Tarquin Hall •
The Case of the Deadly Butter Chicken •
Until recently, I would have said no one could compete with the wonderful H.R.F. Keating at creating hilarious mysteries set in modern-day India. But Tarquin Hall, a relative newcomer, is making a strong showing in the same niche.
The main attraction here is Vish Puri, portly founder of Delhi’s Most Private Investigators, wearing his trademark Sandown cap. “Confidentiality is our watchword” is both the agency’s motto and the proposed title of the biography Puri confidently expects will be written about him someday.
One of Puri’s quirks is a fondness for bestowing whimsical nicknames. Thus a female undercover operative is known as Facecream, while a bald suspect becomes Full Moon. Puri himself is Boss to his employees, Chubby to his friends. His wife has been affectionately addressed as Rumpi for so long that no one seems to remember her real name.

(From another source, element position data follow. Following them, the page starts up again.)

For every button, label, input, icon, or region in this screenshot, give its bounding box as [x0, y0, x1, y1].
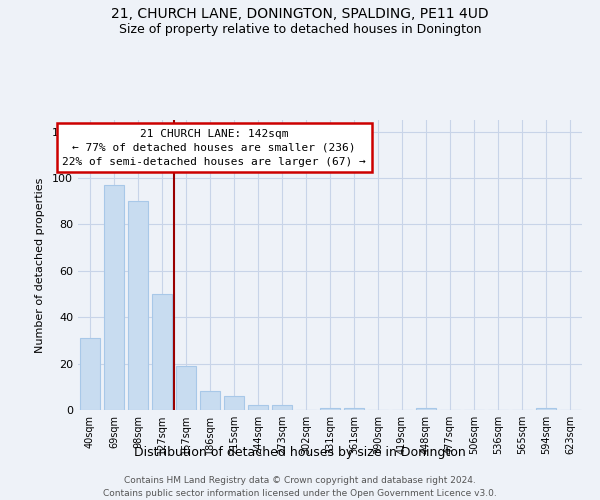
Bar: [344, 408, 364, 410]
Bar: [200, 392, 220, 410]
Bar: [224, 396, 244, 410]
Bar: [272, 406, 292, 410]
Bar: [536, 408, 556, 410]
Bar: [152, 294, 172, 410]
Text: Size of property relative to detached houses in Donington: Size of property relative to detached ho…: [119, 22, 481, 36]
Bar: [320, 408, 340, 410]
Bar: [80, 338, 100, 410]
Text: Distribution of detached houses by size in Donington: Distribution of detached houses by size …: [134, 446, 466, 459]
Text: 21, CHURCH LANE, DONINGTON, SPALDING, PE11 4UD: 21, CHURCH LANE, DONINGTON, SPALDING, PE…: [111, 8, 489, 22]
Y-axis label: Number of detached properties: Number of detached properties: [35, 178, 45, 352]
Text: 21 CHURCH LANE: 142sqm
← 77% of detached houses are smaller (236)
22% of semi-de: 21 CHURCH LANE: 142sqm ← 77% of detached…: [62, 128, 366, 166]
Bar: [248, 406, 268, 410]
Text: Contains HM Land Registry data © Crown copyright and database right 2024.
Contai: Contains HM Land Registry data © Crown c…: [103, 476, 497, 498]
Bar: [104, 185, 124, 410]
Bar: [176, 366, 196, 410]
Bar: [128, 201, 148, 410]
Bar: [416, 408, 436, 410]
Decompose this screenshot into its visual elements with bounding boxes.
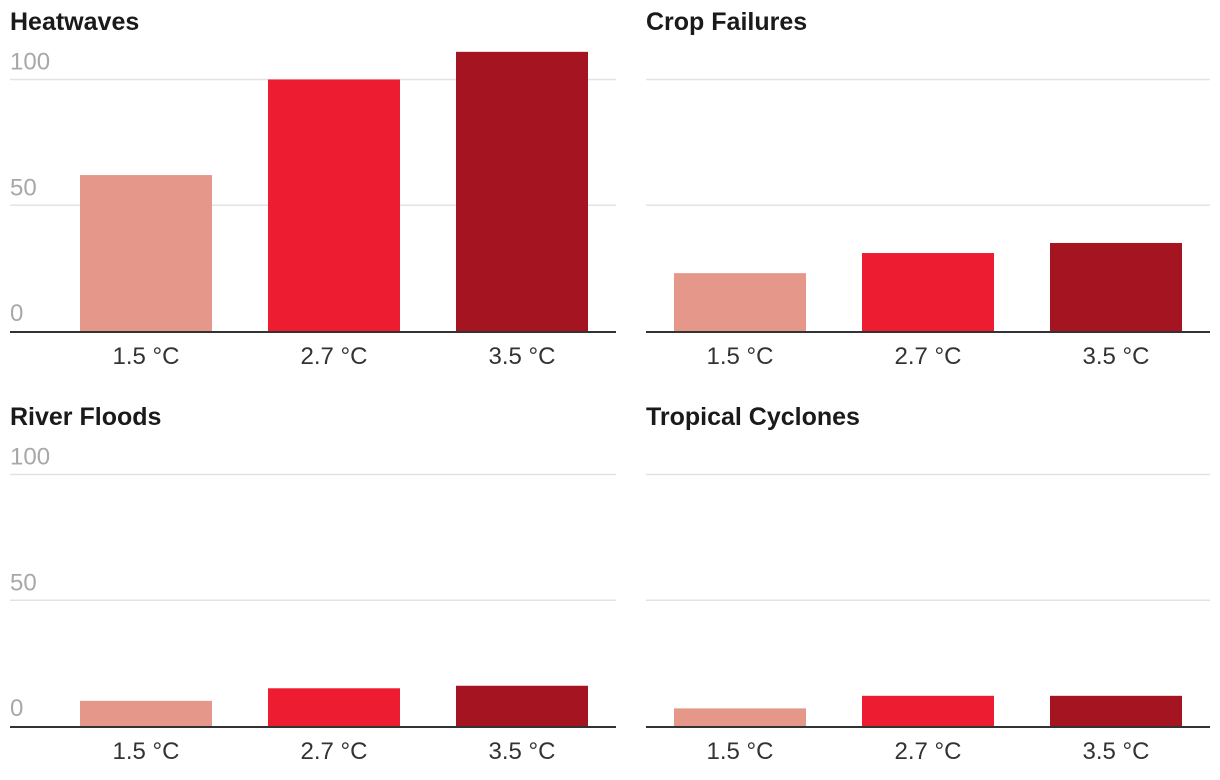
x-tick-label: 1.5 °C bbox=[707, 343, 774, 370]
x-tick-label: 1.5 °C bbox=[113, 343, 180, 370]
bar-1.5 bbox=[674, 273, 806, 331]
bar-2.7 bbox=[268, 79, 400, 331]
y-tick-label: 50 bbox=[10, 174, 37, 201]
x-tick-label: 1.5 °C bbox=[707, 738, 774, 765]
bar-1.5 bbox=[80, 175, 212, 331]
x-tick-label: 1.5 °C bbox=[113, 738, 180, 765]
y-tick-label: 100 bbox=[10, 49, 50, 76]
bar-1.5 bbox=[80, 700, 212, 726]
y-tick-label: 0 bbox=[10, 695, 23, 722]
y-tick-label: 0 bbox=[10, 300, 23, 327]
x-tick-label: 3.5 °C bbox=[1083, 343, 1150, 370]
bar-3.5 bbox=[1050, 242, 1182, 331]
x-tick-label: 3.5 °C bbox=[489, 738, 556, 765]
x-tick-label: 2.7 °C bbox=[895, 738, 962, 765]
bar-2.7 bbox=[862, 253, 994, 331]
chart-panel-tropical-cyclones: Tropical Cyclones 1.5 °C 2.7 °C 3.5 °C bbox=[646, 403, 1210, 765]
y-tick-label: 100 bbox=[10, 444, 50, 471]
chart-title: River Floods bbox=[10, 403, 161, 431]
bar-3.5 bbox=[456, 51, 588, 332]
bar-2.7 bbox=[268, 688, 400, 726]
x-tick-label: 3.5 °C bbox=[1083, 738, 1150, 765]
x-tick-label: 2.7 °C bbox=[301, 738, 368, 765]
bar-3.5 bbox=[1050, 695, 1182, 726]
bar-2.7 bbox=[862, 695, 994, 726]
chart-panel-crop-failures: Crop Failures 1.5 °C 2.7 °C 3.5 °C bbox=[646, 8, 1210, 370]
y-tick-label: 50 bbox=[10, 569, 37, 596]
bar-3.5 bbox=[456, 685, 588, 726]
bar-1.5 bbox=[674, 708, 806, 726]
chart-panel-river-floods: River Floods 0 50 100 1.5 °C 2.7 °C 3.5 °C bbox=[10, 403, 616, 765]
chart-title: Heatwaves bbox=[10, 8, 139, 36]
x-tick-label: 2.7 °C bbox=[301, 343, 368, 370]
chart-title: Crop Failures bbox=[646, 8, 807, 36]
chart-title: Tropical Cyclones bbox=[646, 403, 860, 431]
x-tick-label: 2.7 °C bbox=[895, 343, 962, 370]
x-tick-label: 3.5 °C bbox=[489, 343, 556, 370]
chart-panel-heatwaves: Heatwaves 0 50 100 1.5 °C 2.7 °C 3.5 °C bbox=[10, 8, 616, 370]
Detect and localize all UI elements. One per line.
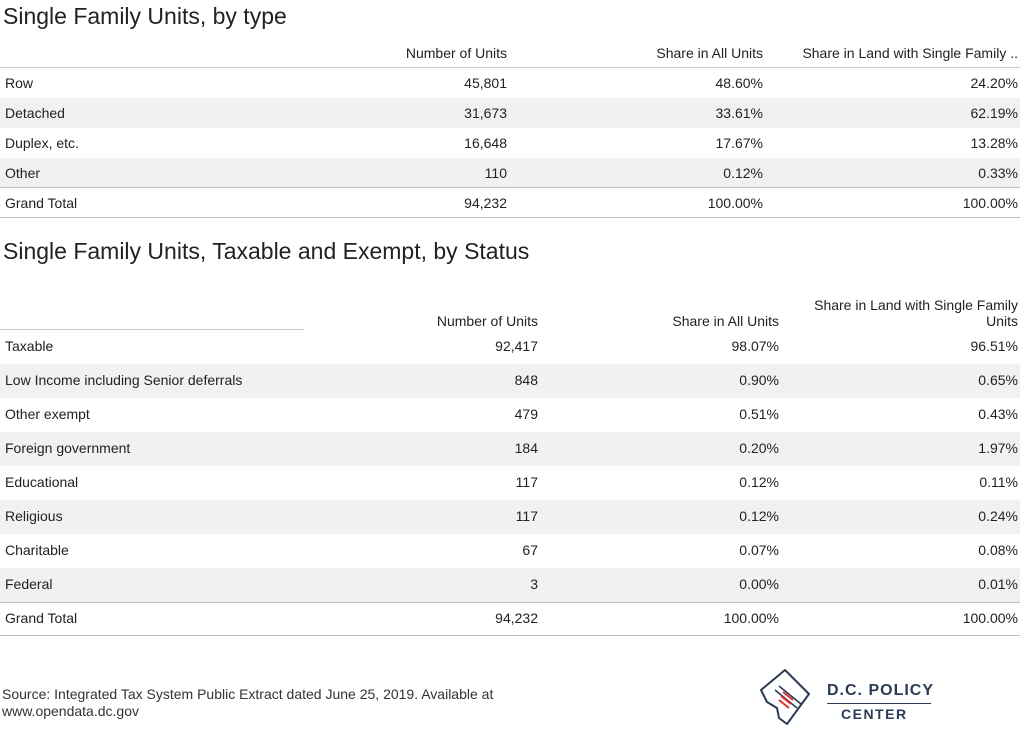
row-label: Detached xyxy=(5,105,65,121)
share-land-cell: 0.01% xyxy=(978,576,1018,592)
dc-policy-center-logo: D.C. POLICY CENTER xyxy=(757,668,947,728)
share-all-cell: 48.60% xyxy=(715,75,763,91)
table1-bottom-rule xyxy=(0,217,1020,218)
row-label: Educational xyxy=(5,474,79,490)
units-cell: 94,232 xyxy=(464,195,507,211)
row-label: Taxable xyxy=(5,338,54,354)
share-all-cell: 0.12% xyxy=(723,165,763,181)
table-row: Detached 31,673 33.61% 62.19% xyxy=(0,98,1020,128)
share-land-cell: 0.33% xyxy=(978,165,1018,181)
units-cell: 184 xyxy=(514,440,538,456)
table2-header-rule xyxy=(0,329,304,330)
table-row: Low Income including Senior deferrals 848… xyxy=(0,364,1020,398)
units-cell: 45,801 xyxy=(464,75,507,91)
table1-col-units: Number of Units xyxy=(405,45,507,61)
share-all-cell: 0.07% xyxy=(739,542,779,558)
table1-header-rule xyxy=(0,67,258,68)
share-all-cell: 0.12% xyxy=(739,474,779,490)
share-land-cell: 0.24% xyxy=(978,508,1018,524)
row-label: Grand Total xyxy=(5,195,78,211)
row-label: Religious xyxy=(5,508,63,524)
units-cell: 94,232 xyxy=(495,610,538,626)
units-cell: 848 xyxy=(514,372,538,388)
source-note: Source: Integrated Tax System Public Ext… xyxy=(2,686,493,720)
row-label: Federal xyxy=(5,576,53,592)
table-row: Other 110 0.12% 0.33% xyxy=(0,158,1020,188)
units-cell: 3 xyxy=(530,576,538,592)
table2-col-share-all: Share in All Units xyxy=(672,313,779,329)
row-label: Low Income including Senior deferrals xyxy=(5,372,243,388)
share-all-cell: 100.00% xyxy=(707,195,763,211)
logo-text-line2: CENTER xyxy=(841,706,908,722)
table2-total-rule xyxy=(0,602,1020,603)
share-land-cell: 96.51% xyxy=(970,338,1018,354)
share-all-cell: 0.90% xyxy=(739,372,779,388)
share-all-cell: 100.00% xyxy=(723,610,779,626)
table-row: Foreign government 184 0.20% 1.97% xyxy=(0,432,1020,466)
share-land-cell: 62.19% xyxy=(970,105,1018,121)
table-row: Charitable 67 0.07% 0.08% xyxy=(0,534,1020,568)
units-cell: 67 xyxy=(522,542,538,558)
share-land-cell: 13.28% xyxy=(970,135,1018,151)
table2-col-units: Number of Units xyxy=(436,313,538,329)
table2-col-share-land-line1: Share in Land with Single Family xyxy=(814,297,1018,313)
table-row: Duplex, etc. 16,648 17.67% 13.28% xyxy=(0,128,1020,158)
table-row: Federal 3 0.00% 0.01% xyxy=(0,568,1020,602)
share-all-cell: 0.00% xyxy=(739,576,779,592)
share-land-cell: 100.00% xyxy=(962,195,1018,211)
row-label: Foreign government xyxy=(5,440,131,456)
share-all-cell: 0.12% xyxy=(739,508,779,524)
table-row: Taxable 92,417 98.07% 96.51% xyxy=(0,330,1020,364)
table1-col-share-land: Share in Land with Single Family .. xyxy=(802,45,1018,61)
row-label: Other exempt xyxy=(5,406,90,422)
table-total-row: Grand Total 94,232 100.00% 100.00% xyxy=(0,188,1020,218)
row-label: Charitable xyxy=(5,542,69,558)
table1-title: Single Family Units, by type xyxy=(3,3,287,29)
row-label: Row xyxy=(5,75,34,91)
table-total-row: Grand Total 94,232 100.00% 100.00% xyxy=(0,602,1020,636)
table2-title: Single Family Units, Taxable and Exempt,… xyxy=(3,238,530,264)
share-all-cell: 0.20% xyxy=(739,440,779,456)
units-cell: 479 xyxy=(514,406,538,422)
logo-text-line1: D.C. POLICY xyxy=(827,682,935,699)
logo-divider xyxy=(827,703,931,704)
units-cell: 92,417 xyxy=(495,338,538,354)
share-all-cell: 98.07% xyxy=(731,338,779,354)
table1-total-rule xyxy=(0,187,1020,188)
share-land-cell: 0.08% xyxy=(978,542,1018,558)
table-row: Other exempt 479 0.51% 0.43% xyxy=(0,398,1020,432)
units-cell: 16,648 xyxy=(464,135,507,151)
table-row: Row 45,801 48.60% 24.20% xyxy=(0,68,1020,98)
share-land-cell: 0.65% xyxy=(978,372,1018,388)
units-cell: 110 xyxy=(484,165,507,181)
share-land-cell: 100.00% xyxy=(962,610,1018,626)
share-all-cell: 0.51% xyxy=(739,406,779,422)
units-cell: 117 xyxy=(515,508,538,524)
row-label: Duplex, etc. xyxy=(5,135,79,151)
table-row: Religious 117 0.12% 0.24% xyxy=(0,500,1020,534)
units-cell: 31,673 xyxy=(464,105,507,121)
source-line2: www.opendata.dc.gov xyxy=(2,703,139,719)
table1-col-share-all: Share in All Units xyxy=(656,45,763,61)
table-row: Educational 117 0.12% 0.11% xyxy=(0,466,1020,500)
dc-map-icon xyxy=(760,669,810,725)
source-line1: Source: Integrated Tax System Public Ext… xyxy=(2,686,494,702)
share-land-cell: 0.11% xyxy=(979,474,1018,490)
table2-col-share-land-line2: Units xyxy=(986,313,1018,329)
share-land-cell: 0.43% xyxy=(978,406,1018,422)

Each mystery carries a distinctly Punjabi flavor: apparitions of the goddess Kali (The Case of the Man Who Died Laughing), crooked cricket matches, the theft of half a mustache (“From right under his nose!”). Puri solves them all, but even India’s answer to Sherlock Holmes—that British upstart—occasionally needs a little help from his mummy-ji.
Hall is alive to the ironies of a society where air-conditioned, chauffeur-driven limousines jostle with half-starved rickshaw-wallahs, and an automatic washing machine must be filled by bucket because no water flows from taps after 8 a.m. (The Case of the Missing Servant). He thoughtfully provides a glossary in each book, so you can picture what Puri is smacking his lips over (pakoras, aachar, jalebis), keep track of the bad guys (goondas), and appreciate epithets such as ooluu ke pathay, or “son of an owl.”
And if you enjoy audiobooks, you won’t want to miss Sam Dastor’s sparkling narration of the entire series.